Culture Vulture Schmulture – D
In a feature shamelessly “inspired” by The Times‘s Culture Vulture, British Expat brings you the above titled (subtitled “Things you should own, if they’re the sort of thing you might like…”).
This week we’re on to “D”. In true Civil Servant style, I have reneged on my promise to contribute something good this week. Well, not entirely reneged (I love that word), but changed my plan slightly…

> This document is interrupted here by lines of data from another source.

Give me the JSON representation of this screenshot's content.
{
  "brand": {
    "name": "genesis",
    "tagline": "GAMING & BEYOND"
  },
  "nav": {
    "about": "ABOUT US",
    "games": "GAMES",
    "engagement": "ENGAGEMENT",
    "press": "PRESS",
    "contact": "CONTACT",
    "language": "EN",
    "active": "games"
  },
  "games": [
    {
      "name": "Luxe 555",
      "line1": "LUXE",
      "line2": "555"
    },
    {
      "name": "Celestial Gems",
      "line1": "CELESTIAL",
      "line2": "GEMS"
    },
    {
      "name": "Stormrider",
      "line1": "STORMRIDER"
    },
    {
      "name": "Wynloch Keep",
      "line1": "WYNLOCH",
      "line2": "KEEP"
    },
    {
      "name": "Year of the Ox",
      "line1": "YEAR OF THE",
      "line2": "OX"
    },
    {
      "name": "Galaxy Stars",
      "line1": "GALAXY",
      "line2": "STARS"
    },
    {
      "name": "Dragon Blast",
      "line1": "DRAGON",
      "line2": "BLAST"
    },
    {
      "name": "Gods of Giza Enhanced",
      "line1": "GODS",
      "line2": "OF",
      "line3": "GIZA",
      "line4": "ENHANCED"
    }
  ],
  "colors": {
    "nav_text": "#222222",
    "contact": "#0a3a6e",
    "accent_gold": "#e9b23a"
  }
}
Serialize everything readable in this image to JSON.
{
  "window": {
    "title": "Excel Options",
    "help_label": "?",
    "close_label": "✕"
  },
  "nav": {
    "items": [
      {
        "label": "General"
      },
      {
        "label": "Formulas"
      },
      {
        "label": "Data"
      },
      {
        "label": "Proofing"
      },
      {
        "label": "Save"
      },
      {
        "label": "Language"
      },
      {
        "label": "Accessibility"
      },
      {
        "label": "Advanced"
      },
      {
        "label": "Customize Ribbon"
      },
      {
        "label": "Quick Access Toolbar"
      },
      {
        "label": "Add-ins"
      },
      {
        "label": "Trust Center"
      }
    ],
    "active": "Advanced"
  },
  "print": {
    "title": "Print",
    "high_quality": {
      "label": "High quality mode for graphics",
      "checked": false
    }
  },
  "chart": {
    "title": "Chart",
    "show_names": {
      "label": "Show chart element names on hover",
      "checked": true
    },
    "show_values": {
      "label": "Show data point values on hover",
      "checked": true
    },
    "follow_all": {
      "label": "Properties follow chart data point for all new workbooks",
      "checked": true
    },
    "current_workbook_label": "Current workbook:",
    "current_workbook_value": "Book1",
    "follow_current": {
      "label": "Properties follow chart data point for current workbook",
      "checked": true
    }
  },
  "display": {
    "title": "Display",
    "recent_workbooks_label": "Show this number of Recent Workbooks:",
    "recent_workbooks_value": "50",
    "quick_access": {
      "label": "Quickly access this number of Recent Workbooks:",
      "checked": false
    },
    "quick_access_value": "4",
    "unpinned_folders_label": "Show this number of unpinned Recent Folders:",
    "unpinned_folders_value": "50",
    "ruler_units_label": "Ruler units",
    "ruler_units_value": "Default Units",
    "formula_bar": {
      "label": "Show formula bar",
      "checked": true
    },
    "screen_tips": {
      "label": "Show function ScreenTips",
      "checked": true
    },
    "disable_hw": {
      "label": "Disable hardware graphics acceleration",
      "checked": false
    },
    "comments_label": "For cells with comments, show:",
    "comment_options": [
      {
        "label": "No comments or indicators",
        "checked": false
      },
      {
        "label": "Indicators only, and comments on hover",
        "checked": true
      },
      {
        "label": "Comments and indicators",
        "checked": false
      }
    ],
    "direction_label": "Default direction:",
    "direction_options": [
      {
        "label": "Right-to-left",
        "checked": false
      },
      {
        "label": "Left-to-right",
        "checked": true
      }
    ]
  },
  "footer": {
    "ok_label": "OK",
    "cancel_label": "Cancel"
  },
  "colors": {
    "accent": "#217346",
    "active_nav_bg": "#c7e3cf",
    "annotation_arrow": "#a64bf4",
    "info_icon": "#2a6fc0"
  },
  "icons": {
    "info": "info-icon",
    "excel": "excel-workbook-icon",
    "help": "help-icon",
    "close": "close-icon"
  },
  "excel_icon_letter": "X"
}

I had intended to suggest that Dr “You can’t fight in here, this is the War Room…” Strangelove was something you might quite like to think about owning… However, I was rifling through my records the other day, as one does, and found something, as one does, that I hadn’t listened to in over a year, as one doesn’t. The annual Mercury Music Award is one of entertainment’s poorest offerings in my opinion. Does anyone actually like Portishead or Roni Size and Reprazent? Certainly not anyone I know. If you do, please get the hell away from this website, I want nothing to do with you. Mercury Rev, however, won the Award in 1998 with the absolutely gorgeous Deserter’s Songs. The baby of two blokes from the Catskill Mountains, NY (One of them’s called Grasshopper, and the other is, um…his friend – What? You want me to do some research? But that would spoil the spontaneity that you love so…), it picked up what was a fairly bleak year for music, and changed it into a fairly good year for music. They the Men.
Some of the lyrics are paint-by-numbers pants (“Holes/Dug by little moles…”), but the manner in which they are delivered means that you just don’t listen so much to what’s being said as to how it’s being said. The lead singer’s voice is fragile, made all the more so by the fact he seems to be singing falsetto for half the album. When you do sit and pay attention to the lyrics, they’re occasionally shockingly insightful (“You had to choose/A side to lose/And divide yourself in two…”). “Hudson Line”, one of the album’s finest, closes with the line “And I know it ain’t gonna last” repeated to fade. Unfortunately it doesn’t. Just under 50 minutes long, it’s one of the few records I own (and there’s a shedload of them. Well, a bedroom-load anyway.) that leaves me wanting more, but not to the extent that I feel cheated. There’s not many albums around that you can close your eyes and visualise; I don’t mean place yourself in the singer’s shoes, I mean actually visualise; everything the song conveys. All the songs that do that were made by Pink Floyd (AtomHeartMother – damn, I knew I forgot something for “A”), and no-one’s going to admit being a Floydie. Deserter’s Songs achieves that, and you should own a copy. You’ll have to ignore the unimpressive instrumental towards the end, but the 10 or so excellent tracks dull that particular pain.